Since its start in 2006, the DirectConnect to UCF program has provided students with a clear path to earning a bachelor’s degree at UCF. The first program of its kind in the country, DirectConnect to UCF guarantees admission to UCF to students graduating from one of six state colleges, including Valencia.
The 50,000th degree earned through DirectConnect will be awarded at UCF’s Spring 2019 commencement. Since its inception, the program has allowed many students to earn degrees, and the number of students earning degrees through this program continues to grow. Since its inception in 2006, the number of first-generation college students awarded degrees through DirectConnect has increased from 552 to 1,647, a 197% increase. For minority students, there has been an increase of 382% as the number of students receiving degrees increased from 494 to 2,379 students. Additionally, the number of Pell-eligible students receiving degrees through DirectConnect faced a 375% increase, from 669 to 3,180 degrees awarded. This is representative of unparalleled access to affordable education and the impact that the program is having on social mobility.

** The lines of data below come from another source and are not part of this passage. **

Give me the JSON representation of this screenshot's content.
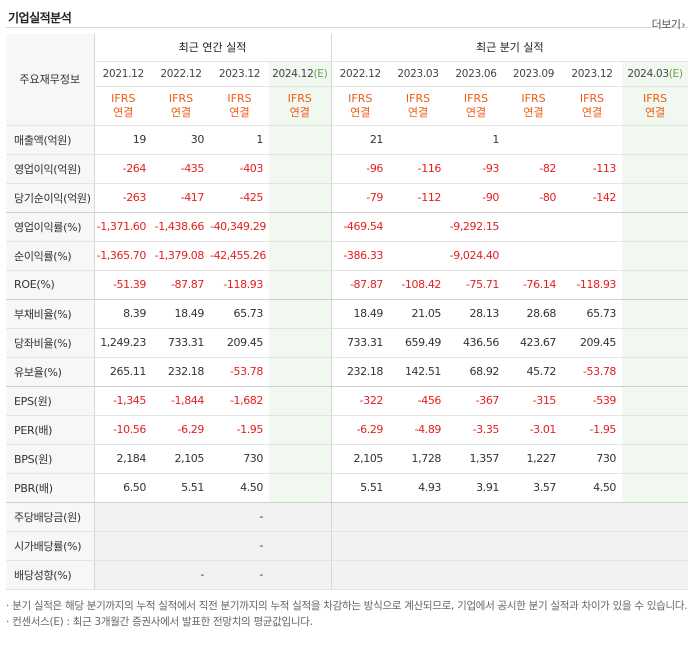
{
  "title": "기업실적분석",
  "more": "더보기",
  "header": {
    "row_label": "주요재무정보",
    "annual_group": "최근 연간 실적",
    "quarterly_group": "최근 분기 실적",
    "annual_periods": [
      "2021.12",
      "2022.12",
      "2023.12",
      "2024.12"
    ],
    "quarterly_periods": [
      "2022.12",
      "2023.03",
      "2023.06",
      "2023.09",
      "2023.12",
      "2024.03"
    ],
    "estimate_mark": "(E)",
    "ifrs_line1": "IFRS",
    "ifrs_line2": "연결"
  },
  "rows": [
    {
      "label": "매출액(억원)",
      "annual": [
        "19",
        "30",
        "1",
        ""
      ],
      "quarterly": [
        "21",
        "",
        "1",
        "",
        "",
        ""
      ]
    },
    {
      "label": "영업이익(억원)",
      "annual": [
        "-264",
        "-435",
        "-403",
        ""
      ],
      "quarterly": [
        "-96",
        "-116",
        "-93",
        "-82",
        "-113",
        ""
      ]
    },
    {
      "label": "당기순이익(억원)",
      "annual": [
        "-263",
        "-417",
        "-425",
        ""
      ],
      "quarterly": [
        "-79",
        "-112",
        "-90",
        "-80",
        "-142",
        ""
      ]
    },
    {
      "label": "영업이익률(%)",
      "annual": [
        "-1,371.60",
        "-1,438.66",
        "-40,349.29",
        ""
      ],
      "quarterly": [
        "-469.54",
        "",
        "-9,292.15",
        "",
        "",
        ""
      ]
    },
    {
      "label": "순이익률(%)",
      "annual": [
        "-1,365.70",
        "-1,379.08",
        "-42,455.26",
        ""
      ],
      "quarterly": [
        "-386.33",
        "",
        "-9,024.40",
        "",
        "",
        ""
      ]
    },
    {
      "label": "ROE(%)",
      "annual": [
        "-51.39",
        "-87.87",
        "-118.93",
        ""
      ],
      "quarterly": [
        "-87.87",
        "-108.42",
        "-75.71",
        "-76.14",
        "-118.93",
        ""
      ]
    },
    {
      "label": "부채비율(%)",
      "annual": [
        "8.39",
        "18.49",
        "65.73",
        ""
      ],
      "quarterly": [
        "18.49",
        "21.05",
        "28.13",
        "28.68",
        "65.73",
        ""
      ]
    },
    {
      "label": "당좌비율(%)",
      "annual": [
        "1,249.23",
        "733.31",
        "209.45",
        ""
      ],
      "quarterly": [
        "733.31",
        "659.49",
        "436.56",
        "423.67",
        "209.45",
        ""
      ]
    },
    {
      "label": "유보율(%)",
      "annual": [
        "265.11",
        "232.18",
        "-53.78",
        ""
      ],
      "quarterly": [
        "232.18",
        "142.51",
        "68.92",
        "45.72",
        "-53.78",
        ""
      ]
    },
    {
      "label": "EPS(원)",
      "annual": [
        "-1,345",
        "-1,844",
        "-1,682",
        ""
      ],
      "quarterly": [
        "-322",
        "-456",
        "-367",
        "-315",
        "-539",
        ""
      ]
    },
    {
      "label": "PER(배)",
      "annual": [
        "-10.56",
        "-6.29",
        "-1.95",
        ""
      ],
      "quarterly": [
        "-6.29",
        "-4.89",
        "-3.35",
        "-3.01",
        "-1.95",
        ""
      ]
    },
    {
      "label": "BPS(원)",
      "annual": [
        "2,184",
        "2,105",
        "730",
        ""
      ],
      "quarterly": [
        "2,105",
        "1,728",
        "1,357",
        "1,227",
        "730",
        ""
      ]
    },
    {
      "label": "PBR(배)",
      "annual": [
        "6.50",
        "5.51",
        "4.50",
        ""
      ],
      "quarterly": [
        "5.51",
        "4.93",
        "3.91",
        "3.57",
        "4.50",
        ""
      ]
    },
    {
      "label": "주당배당금(원)",
      "annual": [
        "",
        "",
        "-",
        ""
      ],
      "quarterly": [
        "",
        "",
        "",
        "",
        "",
        ""
      ]
    },
    {
      "label": "시가배당률(%)",
      "annual": [
        "",
        "",
        "-",
        ""
      ],
      "quarterly": [
        "",
        "",
        "",
        "",
        "",
        ""
      ]
    },
    {
      "label": "배당성향(%)",
      "annual": [
        "",
        "-",
        "-",
        ""
      ],
      "quarterly": [
        "",
        "",
        "",
        "",
        "",
        ""
      ]
    }
  ],
  "notes": [
    "분기 실적은 해당 분기까지의 누적 실적에서 직전 분기까지의 누적 실적을 차감하는 방식으로 계산되므로, 기업에서 공시한 분기 실적과 차이가 있을 수 있습니다.",
    "컨센서스(E) : 최근 3개월간 증권사에서 발표한 전망치의 평균값입니다."
  ],
  "colors": {
    "negative": "#e22020",
    "ifrs": "#ee5b12",
    "estimate_bg": "#f1f8ef",
    "estimate_mark": "#6aa54a"
  }
}
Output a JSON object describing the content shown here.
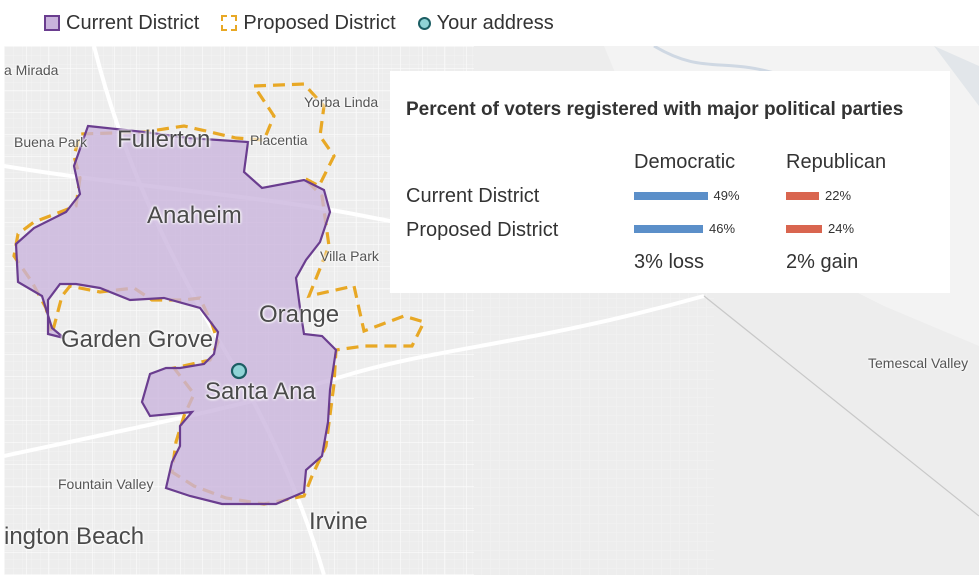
{
  "legend": {
    "current": "Current District",
    "proposed": "Proposed District",
    "address": "Your address"
  },
  "map": {
    "cities_major": [
      "Fullerton",
      "Anaheim",
      "Orange",
      "Garden Grove",
      "Santa Ana",
      "Irvine",
      "ington Beach"
    ],
    "cities_minor": [
      "a Mirada",
      "Yorba Linda",
      "Buena Park",
      "Placentia",
      "Villa Park",
      "Fountain Valley",
      "Temescal Valley"
    ],
    "colors": {
      "current_fill": "#c9b3dc",
      "current_stroke": "#6a3d8f",
      "proposed_stroke": "#e8a825",
      "address": "#8fd3d6"
    }
  },
  "panel": {
    "title": "Percent of voters registered with major political parties",
    "col_dem": "Democratic",
    "col_rep": "Republican",
    "rows": [
      {
        "label": "Current District",
        "dem_pct": 49,
        "dem_label": "49%",
        "rep_pct": 22,
        "rep_label": "22%"
      },
      {
        "label": "Proposed District",
        "dem_pct": 46,
        "dem_label": "46%",
        "rep_pct": 24,
        "rep_label": "24%"
      }
    ],
    "dem_change": "3% loss",
    "rep_change": "2% gain"
  }
}
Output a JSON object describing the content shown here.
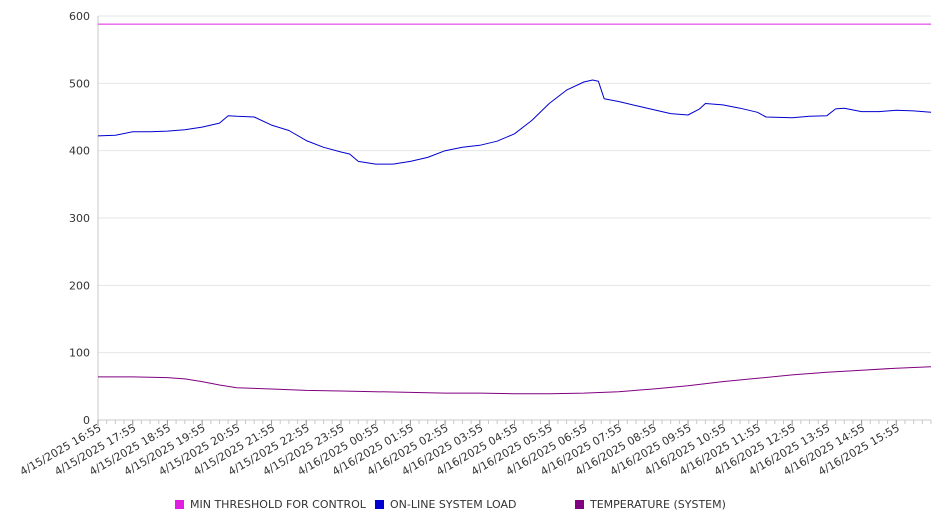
{
  "chart_data": {
    "type": "line",
    "title": "",
    "xlabel": "",
    "ylabel": "",
    "ylim": [
      0,
      600
    ],
    "yticks": [
      0,
      100,
      200,
      300,
      400,
      500,
      600
    ],
    "grid": "horizontal",
    "legend_position": "bottom",
    "x_start": "4/15/2025 16:55",
    "x_end": "4/16/2025 16:55",
    "xtick_labels": [
      "4/15/2025 16:55",
      "4/15/2025 17:55",
      "4/15/2025 18:55",
      "4/15/2025 19:55",
      "4/15/2025 20:55",
      "4/15/2025 21:55",
      "4/15/2025 22:55",
      "4/15/2025 23:55",
      "4/16/2025 00:55",
      "4/16/2025 01:55",
      "4/16/2025 02:55",
      "4/16/2025 03:55",
      "4/16/2025 04:55",
      "4/16/2025 05:55",
      "4/16/2025 06:55",
      "4/16/2025 07:55",
      "4/16/2025 08:55",
      "4/16/2025 09:55",
      "4/16/2025 10:55",
      "4/16/2025 11:55",
      "4/16/2025 12:55",
      "4/16/2025 13:55",
      "4/16/2025 14:55",
      "4/16/2025 15:55"
    ],
    "series": [
      {
        "name": "MIN THRESHOLD FOR CONTROL",
        "color": "#e020e0",
        "points": [
          [
            "4/15/2025 16:55",
            588
          ],
          [
            "4/16/2025 16:55",
            588
          ]
        ]
      },
      {
        "name": "ON-LINE SYSTEM LOAD",
        "color": "#0000d0",
        "points": [
          [
            "4/15/2025 16:55",
            422
          ],
          [
            "4/15/2025 17:25",
            423
          ],
          [
            "4/15/2025 17:55",
            428
          ],
          [
            "4/15/2025 18:25",
            428
          ],
          [
            "4/15/2025 18:55",
            429
          ],
          [
            "4/15/2025 19:25",
            431
          ],
          [
            "4/15/2025 19:55",
            435
          ],
          [
            "4/15/2025 20:25",
            441
          ],
          [
            "4/15/2025 20:40",
            452
          ],
          [
            "4/15/2025 20:55",
            451
          ],
          [
            "4/15/2025 21:25",
            450
          ],
          [
            "4/15/2025 21:55",
            438
          ],
          [
            "4/15/2025 22:25",
            430
          ],
          [
            "4/15/2025 22:55",
            415
          ],
          [
            "4/15/2025 23:25",
            405
          ],
          [
            "4/15/2025 23:55",
            398
          ],
          [
            "4/16/2025 00:10",
            395
          ],
          [
            "4/16/2025 00:25",
            384
          ],
          [
            "4/16/2025 00:55",
            380
          ],
          [
            "4/16/2025 01:25",
            380
          ],
          [
            "4/16/2025 01:55",
            384
          ],
          [
            "4/16/2025 02:25",
            390
          ],
          [
            "4/16/2025 02:55",
            400
          ],
          [
            "4/16/2025 03:25",
            405
          ],
          [
            "4/16/2025 03:55",
            408
          ],
          [
            "4/16/2025 04:25",
            414
          ],
          [
            "4/16/2025 04:55",
            425
          ],
          [
            "4/16/2025 05:25",
            445
          ],
          [
            "4/16/2025 05:55",
            470
          ],
          [
            "4/16/2025 06:25",
            490
          ],
          [
            "4/16/2025 06:55",
            502
          ],
          [
            "4/16/2025 07:10",
            505
          ],
          [
            "4/16/2025 07:20",
            503
          ],
          [
            "4/16/2025 07:30",
            477
          ],
          [
            "4/16/2025 07:55",
            473
          ],
          [
            "4/16/2025 08:25",
            467
          ],
          [
            "4/16/2025 08:55",
            461
          ],
          [
            "4/16/2025 09:25",
            455
          ],
          [
            "4/16/2025 09:55",
            453
          ],
          [
            "4/16/2025 10:15",
            462
          ],
          [
            "4/16/2025 10:25",
            470
          ],
          [
            "4/16/2025 10:55",
            468
          ],
          [
            "4/16/2025 11:25",
            463
          ],
          [
            "4/16/2025 11:55",
            457
          ],
          [
            "4/16/2025 12:10",
            450
          ],
          [
            "4/16/2025 12:55",
            449
          ],
          [
            "4/16/2025 13:25",
            451
          ],
          [
            "4/16/2025 13:55",
            452
          ],
          [
            "4/16/2025 14:10",
            462
          ],
          [
            "4/16/2025 14:25",
            463
          ],
          [
            "4/16/2025 14:55",
            458
          ],
          [
            "4/16/2025 15:25",
            458
          ],
          [
            "4/16/2025 15:55",
            460
          ],
          [
            "4/16/2025 16:25",
            459
          ],
          [
            "4/16/2025 16:55",
            457
          ]
        ]
      },
      {
        "name": "TEMPERATURE (SYSTEM)",
        "color": "#800080",
        "points": [
          [
            "4/15/2025 16:55",
            64
          ],
          [
            "4/15/2025 17:55",
            64
          ],
          [
            "4/15/2025 18:55",
            63
          ],
          [
            "4/15/2025 19:25",
            61
          ],
          [
            "4/15/2025 19:55",
            57
          ],
          [
            "4/15/2025 20:25",
            52
          ],
          [
            "4/15/2025 20:55",
            48
          ],
          [
            "4/15/2025 21:55",
            46
          ],
          [
            "4/15/2025 22:55",
            44
          ],
          [
            "4/15/2025 23:55",
            43
          ],
          [
            "4/16/2025 00:55",
            42
          ],
          [
            "4/16/2025 01:55",
            41
          ],
          [
            "4/16/2025 02:55",
            40
          ],
          [
            "4/16/2025 03:55",
            40
          ],
          [
            "4/16/2025 04:55",
            39
          ],
          [
            "4/16/2025 05:55",
            39
          ],
          [
            "4/16/2025 06:55",
            40
          ],
          [
            "4/16/2025 07:55",
            42
          ],
          [
            "4/16/2025 08:55",
            46
          ],
          [
            "4/16/2025 09:55",
            51
          ],
          [
            "4/16/2025 10:55",
            57
          ],
          [
            "4/16/2025 11:55",
            62
          ],
          [
            "4/16/2025 12:55",
            67
          ],
          [
            "4/16/2025 13:55",
            71
          ],
          [
            "4/16/2025 14:55",
            74
          ],
          [
            "4/16/2025 15:55",
            77
          ],
          [
            "4/16/2025 16:55",
            79
          ]
        ]
      }
    ]
  }
}
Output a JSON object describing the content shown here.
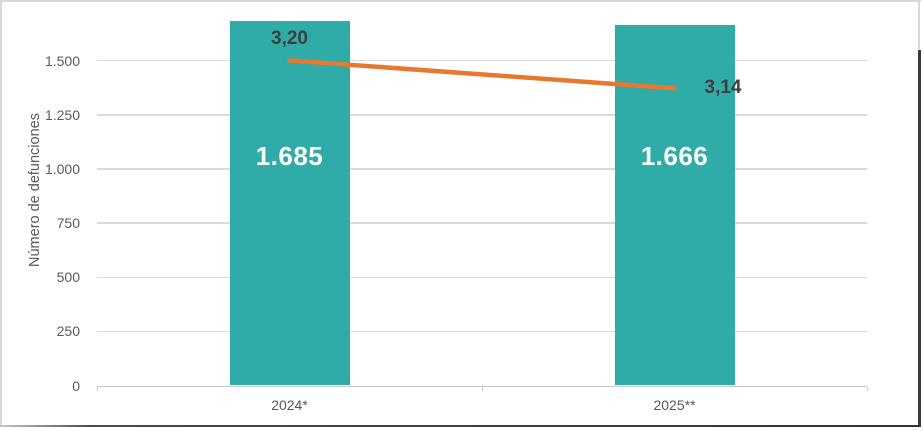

Following graduation, more than half of UCF alumni (52%) choose to continue residing in Central Florida, taking advantage of the booming employment market. According to the Bureau of Labor Statistics, Central Florida has been among the top regions in the country for job growth over the past four consecutive years. Furthermore, studies show that those with a college education make more money. A bachelor’s degree translates to an additional $450,000 to $655,000 more in median lifetime earnings.
For Victor Rodriguez, UCF’s Ronald E. McNair Scholar, the potentially life-changing impact of a college degree motivated him to continue pursuing his education. As a young boy, Rodriguez faced family challenges such as homelessness that caused him to bounce from school to school. He struggled to maintain good grades but was determined to earn a college degree regardless. Rodriguez attended Valencia College, and it was there that he learned of the DirectConnect program.
“The DirectConnect program provided a clear plan to allow me to transfer to UCF without the concern if I would be accepted,” he says. “They did that by having knowledgeable advisors that could tell me exactly what I had to do. The best part is that there are many courses available for my degree that transfer directly to my degree at UCF.”
Rodriguez notes that Valencia’s assistance with the DirectConnect program allowed him to take advantage of all UCF resources such as research, coursework, and the scholar’s program, and to pursue his mechanical engineering degree. He will be graduating from UCF this May with a spot at Carnegie Mellon University to study engineering policy.
Strong partnerships, early student engagement, specially-trained success coaches, and plenty of resources with which to fight “transfer shock” have allowed this program to change the lives of thousands of students.
“The DirectConnect program provides a sense of clarity and ease,” Rodriguez says. “It sets one up for success in studies at UCF. The same cannot be said of other programs or institutions. Especially for students like myself who may not be ready to transfer to a large university directly out of high school and need more time and assistance to think about what it is we want and plan how to get there.”